Chocolate treatments and therapies appear on many spa menus. Although we love the idea of slathering ourselves in heavenly scented chocolate, it can’t possibly be good for you… Can it? Yes!
Need an excuse? Three reasons why eating chocolate is good for you (honest!)
1. There’s a scientific reason why chocolate improves your mood. Chocolate contains feel-good chemicals. These chemicals include serotonin, which helps boost your mood, and dopamine, also a mood regulator, which can help keep you feeling motivated.
2. A humble bar of chocolate packs isn’t an unhealthy treat as it contains lots of essential vitamins and minerals. Milk chocolate contains vitamins B1, B2, and E, as well as minerals including potassium, sodium, magnesium, phosphorus, zinc, copper, manganese and, of course, calcium.

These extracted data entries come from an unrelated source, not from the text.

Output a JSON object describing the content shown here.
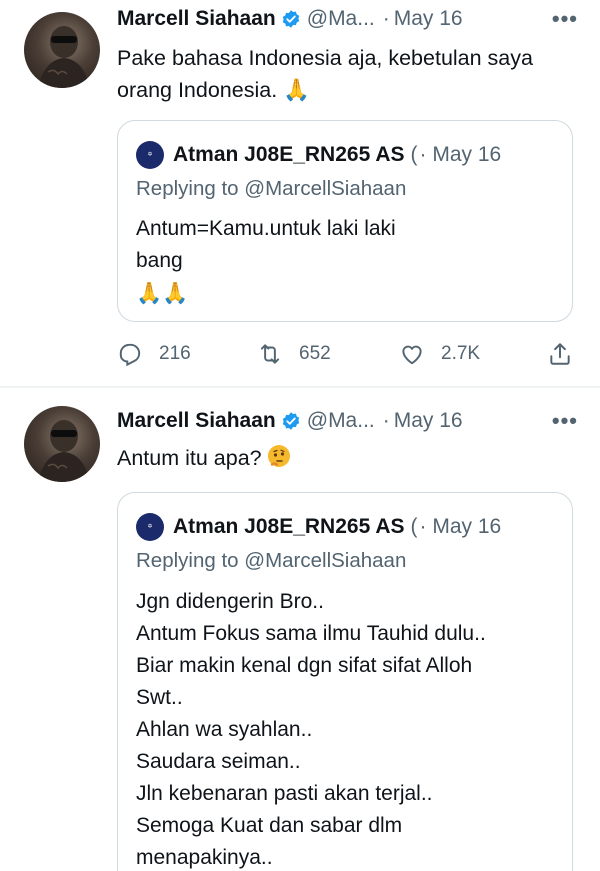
{
  "tweets": [
    {
      "author": {
        "name": "Marcell Siahaan",
        "handle": "@Ma...",
        "date": "May 16"
      },
      "text": {
        "line1": "Pake bahasa Indonesia aja, kebetulan saya",
        "line2": "orang Indonesia."
      },
      "emoji": "pray-emoji",
      "quote": {
        "author": {
          "name": "Atman J08E_RN265 AS",
          "paren": "(",
          "date": "· May 16"
        },
        "replying_to": "Replying to @MarcellSiahaan",
        "lines": [
          "Antum=Kamu.untuk laki laki",
          "bang"
        ],
        "emoji": "pray-pray-emoji"
      },
      "actions": {
        "replies": "216",
        "retweets": "652",
        "likes": "2.7K"
      }
    },
    {
      "author": {
        "name": "Marcell Siahaan",
        "handle": "@Ma...",
        "date": "May 16"
      },
      "text": {
        "line1": "Antum itu apa?"
      },
      "emoji": "thinking-emoji",
      "quote": {
        "author": {
          "name": "Atman J08E_RN265 AS",
          "paren": "(",
          "date": "· May 16"
        },
        "replying_to": "Replying to @MarcellSiahaan",
        "lines": [
          "Jgn didengerin Bro..",
          "Antum Fokus sama ilmu Tauhid dulu..",
          "Biar makin kenal dgn sifat sifat  Alloh",
          "Swt..",
          "Ahlan wa syahlan..",
          "Saudara seiman..",
          "Jln kebenaran pasti akan terjal..",
          "Semoga Kuat dan sabar dlm",
          "menapakinya.."
        ]
      }
    }
  ],
  "more_icon": "more-horizontal-icon",
  "colors": {
    "verified": "#1d9bf0",
    "muted": "#536471",
    "border": "#cfd9de",
    "text": "#0f1419"
  }
}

3. If you prefer dark chocolate, you’ll be glad to hear that a 45g bar of 70% dark chocolate contains 12% of your recommended daily allowance of iron. Around 11% of women will suffer from iron-deficiency at some point in their lives and women of child-bearing age are especially at risk from iron-deficiency. When you have chocolate cravings, it could be your body trying to correct an imbalance!
All that, plus antioxidants, too…
What, you may ask, is an antioxidant and what benefit can it be? Well, when the cells in our body use oxygen, they produce by-products, called free radicals. Free radicals can cause damage within our body, and health problems, including heart disease, diabetes and cancer. Free radicals can contribute to all of these. Antioxidants can prevent or slow down the damage to our system by « mopping up » the free radicals.
The good news for chocolate fans is that cocoa beans contain antioxidants called flavonols. The antioxidant concentration in cocoa beans is twice that of red wine, two to three times that of green tea, and four to five times that of black tea. So, eating chocolate may help reduce blood pressure, improve blood vessel function and improve heart health.
Flavonol levels are highest in dark chocolate, although they’re also present in milk chocolate, too.